In days of old , great tales were told of fabulous fearless knights, whose methods were now completely out of date and overshadowed by Sir Dancealot who cleverly danced the monsters into submission. But one day he meets his match. A huge dragon appears who leads him a merry dance, that is, until the dragon decides that their contest should be on ice.
It is not until the dragon slips into a huge hole created by their ice skates that Sir Dancealot gets the upper hand. Being a nice knight he takes pity on the dragon and when he helps him out of the hole they become friends. Lovely characters and simple rhymes make this an attractive story for age five and upwards.
As is usual in the Little People, Big Dreams series, the concentration is on the childhood days of the heroine. As a young child, Amelia was fascinated by the flight of birds, which soon led to a fascination with aeroplanes. Her interest became obsessive when she got a spin in a biplane.

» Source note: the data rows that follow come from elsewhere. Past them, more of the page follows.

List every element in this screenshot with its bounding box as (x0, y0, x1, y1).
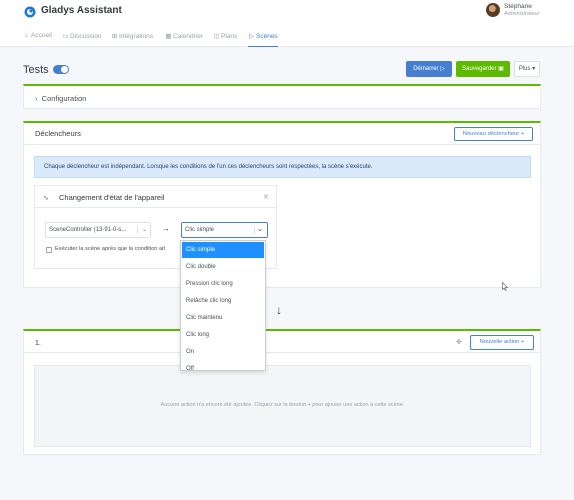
chevron-down-icon: ⌄ (257, 226, 263, 233)
nav-item-accueil[interactable]: ⌂ Accueil (23, 32, 52, 47)
dropdown-option[interactable]: Clic maintenu (182, 310, 264, 326)
device-select-value: SceneController (13-91-0-s... (49, 227, 127, 233)
calendar-icon: ▦ (165, 33, 172, 40)
triggers-info-alert: Chaque déclencheur est indépendant. Lors… (34, 156, 531, 178)
start-button[interactable]: Démarrer ▷ (406, 61, 452, 77)
dropdown-option[interactable]: Off (182, 361, 264, 370)
grid-icon: ⊞ (111, 33, 118, 40)
divider (24, 352, 540, 353)
user-role: Administrateur (504, 11, 540, 17)
activity-icon: ∿ (43, 195, 49, 202)
nav-label: Discussion (70, 33, 102, 40)
scene-enabled-toggle[interactable] (53, 65, 69, 74)
dropdown-option[interactable]: On (182, 344, 264, 360)
main-nav: ⌂ Accueil ▭Discussion ⊞ Intégrations ▦Cale… (0, 27, 574, 47)
arrow-right-icon: → (162, 224, 170, 233)
divider (35, 207, 276, 208)
nav-item-plans[interactable]: ◫Plans (213, 32, 237, 47)
chat-icon: ▭ (62, 33, 69, 40)
empty-actions-text: Aucune action n'a encore été ajoutée. Cl… (160, 402, 405, 408)
trigger-title: Changement d'état de l'appareil (59, 193, 165, 202)
actions-card: 1. ✥ Nouvelle action + Aucune action n'a… (23, 329, 541, 455)
configuration-toggle[interactable]: › Configuration (35, 94, 86, 103)
save-button[interactable]: Sauvegarder ▣ (456, 61, 510, 77)
dropdown-option[interactable]: Pression clic long (182, 276, 264, 292)
nav-label: Plans (221, 33, 238, 40)
nav-label: Intégrations (119, 33, 153, 40)
execute-after-checkbox[interactable] (46, 247, 52, 253)
dropdown-option[interactable]: Clic simple (182, 242, 264, 258)
nav-item-scenes[interactable]: ▷ Scènes (248, 32, 278, 47)
empty-actions-box: Aucune action n'a encore été ajoutée. Cl… (34, 365, 531, 447)
action-dropdown-list[interactable]: Clic simple Clic double Pression clic lo… (180, 240, 266, 371)
nav-item-integrations[interactable]: ⊞ Intégrations (111, 32, 153, 47)
action-select-value: Clic simple (185, 227, 215, 233)
avatar[interactable] (486, 3, 500, 17)
user-name[interactable]: Stéphane (504, 3, 532, 10)
nav-label: Scènes (256, 33, 278, 40)
map-icon: ◫ (213, 33, 220, 40)
move-icon[interactable]: ✥ (456, 338, 462, 346)
divider (24, 144, 540, 145)
nav-item-discussion[interactable]: ▭Discussion (62, 32, 101, 47)
chevron-down-icon: ⌄ (141, 227, 147, 233)
home-icon: ⌂ (24, 32, 29, 39)
dropdown-option[interactable]: Relâche clic long (182, 293, 264, 309)
nav-item-calendrier[interactable]: ▦Calendrier (165, 32, 203, 47)
step-number: 1. (35, 340, 41, 347)
execute-after-label: Exécuter la scène après que la condition… (55, 246, 166, 252)
nav-label: Calendrier (173, 33, 203, 40)
chevron-right-icon: › (35, 94, 42, 103)
triggers-card: Déclencheurs Nouveau déclencheur + Chaqu… (23, 121, 541, 288)
triggers-title: Déclencheurs (35, 129, 81, 138)
dropdown-option[interactable]: Clic long (182, 327, 264, 343)
top-bar: Gladys Assistant Stéphane Administrateur (0, 0, 574, 27)
device-select[interactable]: SceneController (13-91-0-s... ⌄ (45, 222, 151, 238)
configuration-label: Configuration (41, 94, 87, 103)
new-trigger-button[interactable]: Nouveau déclencheur + (454, 127, 533, 141)
more-button[interactable]: Plus ▾ (514, 61, 540, 77)
gladys-logo-icon[interactable] (24, 6, 36, 18)
action-select[interactable]: Clic simple ⌄ (181, 222, 268, 238)
close-icon[interactable]: ✕ (263, 193, 269, 201)
nav-label: Accueil (31, 32, 52, 39)
mouse-cursor-icon (502, 282, 508, 291)
select-separator (254, 226, 255, 234)
play-icon: ▷ (249, 33, 254, 40)
brand-name[interactable]: Gladys Assistant (41, 5, 122, 16)
configuration-card[interactable]: › Configuration (23, 84, 541, 109)
page-title: Tests (23, 64, 49, 76)
select-separator (137, 226, 138, 234)
dropdown-option[interactable]: Clic double (182, 259, 264, 275)
arrow-down-icon: ↓ (276, 303, 282, 317)
new-action-button[interactable]: Nouvelle action + (470, 335, 534, 350)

She became famous when as one of a crew of three she became the first woman to fly the Atlantic. Soon after establishing her own flying club she braved the Atlantic on her own. Her final attempt to be the first woman to fly around the globe ended in disaster — but by then she had proved that the most important aspects of human personality are courage and ambition. A beautifully illustrated and inspiring book.
This is more than a book of poems — it is a book about poetry and about looking at words. As well as being a collection of humorous verse it gives invaluable tips on writing poetry.
It also explains the nature of Mesostic poems, where the subject of the poem reads perpendicularly through the middle of each line; Cinquains which have a defined number of syllables per line, and cut up poems, which use headlines and phrases from newspapers for example. Should inspire the creative minds of seven- plus readers.